CANBERRA, May 31 (Xinhua) -- Australian researchers have discovered a new species of marsupial that roamed the continent millions of years ago.
In the research published on Wednesday, a team from Flinders University used 3D scans to examine the 3.5 million-year-old remains of a marsupial found in central Australia, identifying it as a new species.
The Ambulator keanei was a diprotodontidae, a family of four-legged herbivores that were the biggest marsupials to ever exist.
Their closest living relative is the modern wombat, making reconstructing their biology a difficult task.
The new species was named for locomotory adaptations of the legs that would have allowed the quarter-tonne animal to walk long distances in search of food and water.
It lived during the Pliocene epoch stretching from about 5.3 to 2.5 million years ago, when grasslands became increasingly prominent as Australia became drier, making diprotodontids travel greater distances for food.
"Most large herbivores today such as elephants and rhinoceroses are digitigrade, meaning they walk on the tips of their toes with their heel not touching the ground," Jacob van Zoelen, author of the study from the Flinders University Palaeontology Laboratory, said in a media release.

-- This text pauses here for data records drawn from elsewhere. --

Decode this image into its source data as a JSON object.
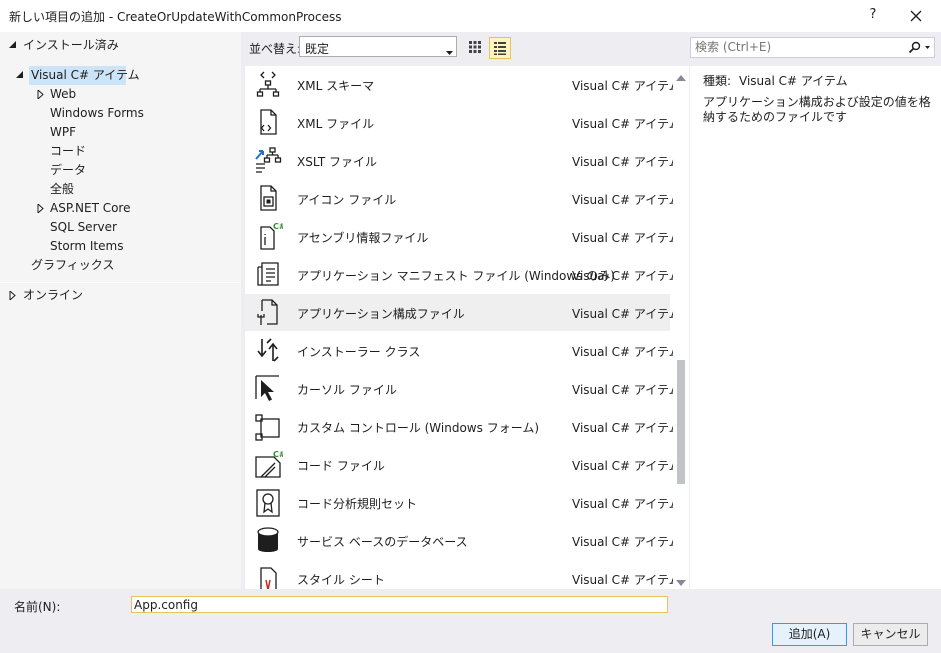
{
  "window": {
    "title": "新しい項目の追加 - CreateOrUpdateWithCommonProcess",
    "help_label": "?",
    "close_icon": "close-icon"
  },
  "tree": {
    "installed": "インストール済み",
    "visual_csharp": "Visual C# アイテム",
    "children": [
      "Web",
      "Windows Forms",
      "WPF",
      "コード",
      "データ",
      "全般",
      "ASP.NET Core",
      "SQL Server",
      "Storm Items"
    ],
    "graphics": "グラフィックス",
    "online": "オンライン"
  },
  "toolbar": {
    "sort_label": "並べ替え:",
    "sort_value": "既定",
    "grid_icon": "grid-view-icon",
    "list_icon": "list-view-icon"
  },
  "search": {
    "placeholder": "検索 (Ctrl+E)",
    "icon": "search-icon"
  },
  "items": [
    {
      "name": "XML スキーマ",
      "category": "Visual C# アイテム",
      "icon": "xml-schema-icon"
    },
    {
      "name": "XML ファイル",
      "category": "Visual C# アイテム",
      "icon": "xml-file-icon"
    },
    {
      "name": "XSLT ファイル",
      "category": "Visual C# アイテム",
      "icon": "xslt-file-icon"
    },
    {
      "name": "アイコン ファイル",
      "category": "Visual C# アイテム",
      "icon": "icon-file-icon"
    },
    {
      "name": "アセンブリ情報ファイル",
      "category": "Visual C# アイテム",
      "icon": "assembly-info-icon"
    },
    {
      "name": "アプリケーション マニフェスト ファイル (Windows のみ)",
      "category": "Visual C# アイテム",
      "icon": "manifest-icon"
    },
    {
      "name": "アプリケーション構成ファイル",
      "category": "Visual C# アイテム",
      "icon": "config-file-icon"
    },
    {
      "name": "インストーラー クラス",
      "category": "Visual C# アイテム",
      "icon": "installer-class-icon"
    },
    {
      "name": "カーソル ファイル",
      "category": "Visual C# アイテム",
      "icon": "cursor-file-icon"
    },
    {
      "name": "カスタム コントロール (Windows フォーム)",
      "category": "Visual C# アイテム",
      "icon": "custom-control-icon"
    },
    {
      "name": "コード ファイル",
      "category": "Visual C# アイテム",
      "icon": "code-file-icon"
    },
    {
      "name": "コード分析規則セット",
      "category": "Visual C# アイテム",
      "icon": "ruleset-icon"
    },
    {
      "name": "サービス ベースのデータベース",
      "category": "Visual C# アイテム",
      "icon": "database-icon"
    },
    {
      "name": "スタイル シート",
      "category": "Visual C# アイテム",
      "icon": "stylesheet-icon"
    }
  ],
  "selected_index": 6,
  "details": {
    "type_label": "種類:",
    "type_value": "Visual C# アイテム",
    "description": "アプリケーション構成および設定の値を格納するためのファイルです"
  },
  "bottom": {
    "name_label": "名前(N):",
    "name_value": "App.config",
    "add_label": "追加(A)",
    "cancel_label": "キャンセル"
  }
}
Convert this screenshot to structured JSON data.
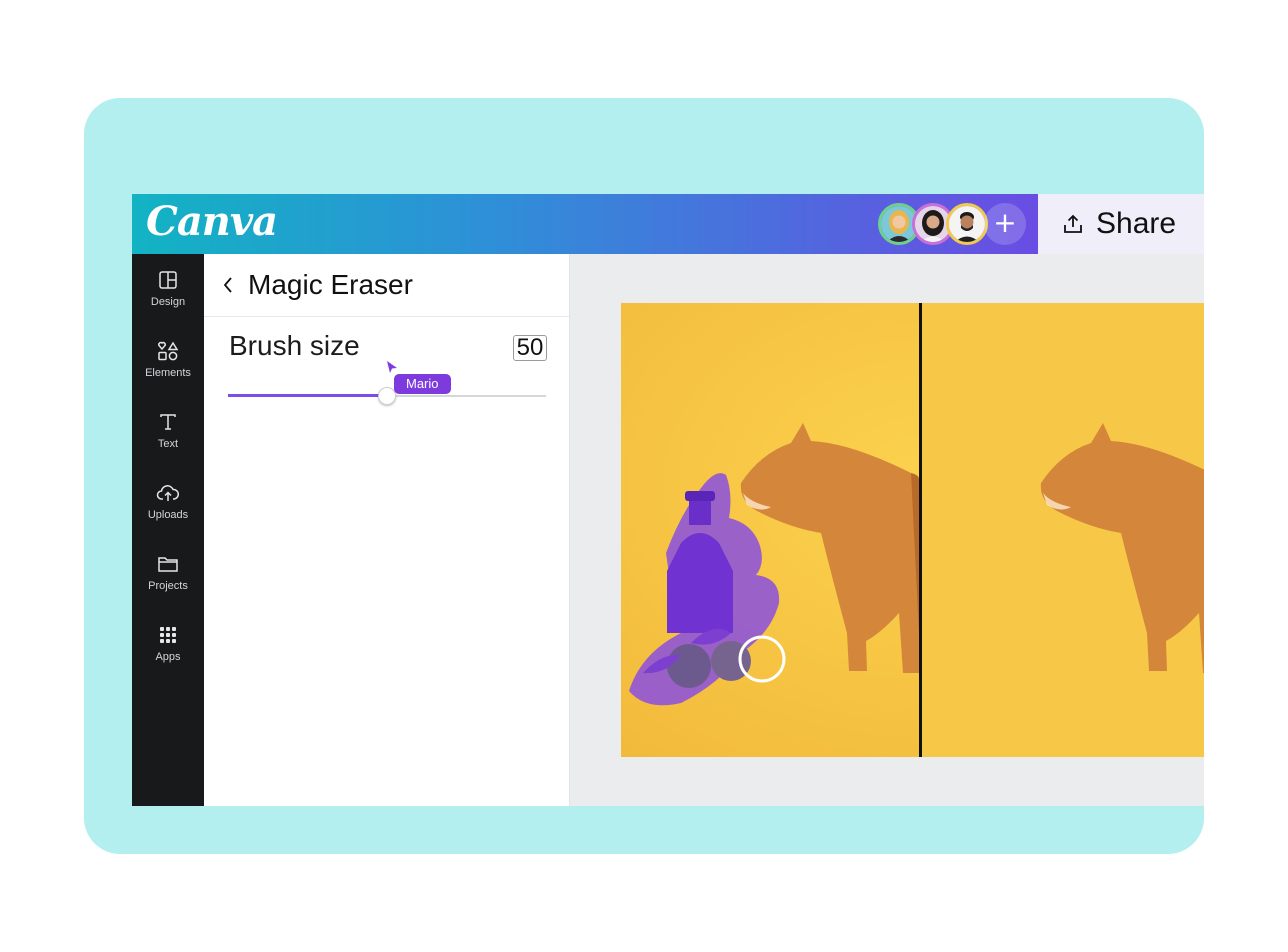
{
  "app": {
    "logo": "Canva",
    "brand_gradient": [
      "#12b3c3",
      "#6a4de4"
    ],
    "backdrop_color": "#b3efee"
  },
  "topbar": {
    "collaborators": [
      {
        "name": "avatar-1",
        "ring": "#f2c94c"
      },
      {
        "name": "avatar-2",
        "ring": "#f2c94c"
      },
      {
        "name": "avatar-3",
        "ring": "#f2c94c"
      }
    ],
    "add_icon": "+",
    "share_label": "Share",
    "share_icon": "upload-icon"
  },
  "sidebar": {
    "items": [
      {
        "label": "Design",
        "icon": "layout-icon"
      },
      {
        "label": "Elements",
        "icon": "shapes-icon"
      },
      {
        "label": "Text",
        "icon": "text-icon"
      },
      {
        "label": "Uploads",
        "icon": "cloud-upload-icon"
      },
      {
        "label": "Projects",
        "icon": "folder-icon"
      },
      {
        "label": "Apps",
        "icon": "apps-grid-icon"
      }
    ]
  },
  "panel": {
    "back_icon": "chevron-left-icon",
    "title": "Magic Eraser",
    "brush_label": "Brush size",
    "brush_value": "50",
    "slider_fraction": 0.5,
    "cursor_user": "Mario",
    "cursor_color": "#7d3bde"
  },
  "canvas": {
    "background": "#f6c642",
    "highlight_color": "#8a4fe0"
  }
}
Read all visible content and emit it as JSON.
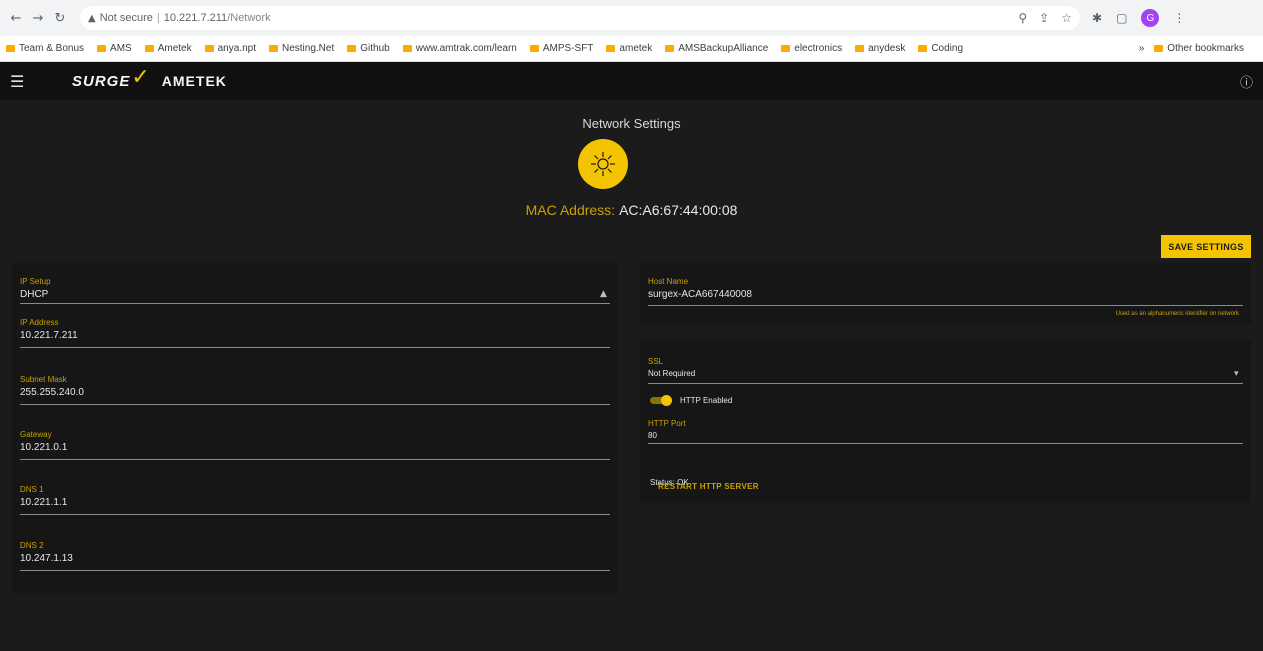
{
  "browser": {
    "url_security": "Not secure",
    "url_host": "10.221.7.211",
    "url_path": "/Network",
    "bookmarks": [
      "Team & Bonus",
      "AMS",
      "Ametek",
      "anya.npt",
      "Nesting.Net",
      "Github",
      "www.amtrak.com/learn",
      "AMPS-SFT",
      "ametek",
      "AMSBackupAlliance",
      "electronics",
      "anydesk",
      "Coding"
    ],
    "other_bookmarks": "Other bookmarks",
    "profile_initial": "G"
  },
  "app": {
    "logo_surge": "SURGE",
    "logo_ametek": "AMETEK",
    "page_title": "Network Settings",
    "mac_label": "MAC Address:",
    "mac_value": "AC:A6:67:44:00:08",
    "save_button": "SAVE SETTINGS"
  },
  "left_panel": {
    "ip_setup_label": "IP Setup",
    "ip_setup_value": "DHCP",
    "ip_address_label": "IP Address",
    "ip_address_value": "10.221.7.211",
    "subnet_label": "Subnet Mask",
    "subnet_value": "255.255.240.0",
    "gateway_label": "Gateway",
    "gateway_value": "10.221.0.1",
    "dns1_label": "DNS 1",
    "dns1_value": "10.221.1.1",
    "dns2_label": "DNS 2",
    "dns2_value": "10.247.1.13"
  },
  "right_panel": {
    "hostname_label": "Host Name",
    "hostname_value": "surgex-ACA667440008",
    "hostname_helper": "Used as an alphanumeric identifier on network",
    "ssl_label": "SSL",
    "ssl_value": "Not Required",
    "http_toggle_label": "HTTP Enabled",
    "http_enabled": true,
    "http_port_label": "HTTP Port",
    "http_port_value": "80",
    "status_text": "Status: OK",
    "restart_button": "RESTART HTTP SERVER"
  },
  "colors": {
    "accent": "#f5c400",
    "background": "#1b1b1b",
    "panel": "#161616"
  }
}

"Diprotodontids are what we call plantigrade, meaning their heel-bone contacts the ground when they walk, similar to what humans do. This stance helps distribute weight when walking but uses more energy for other activities such as running."
The study published on Wednesday was based on scans of a skeleton found in northern South Australia (SA) in 2017.
Using advanced scanning technology, researchers were able to compare it to other diprotodontid material and identify it as a new species.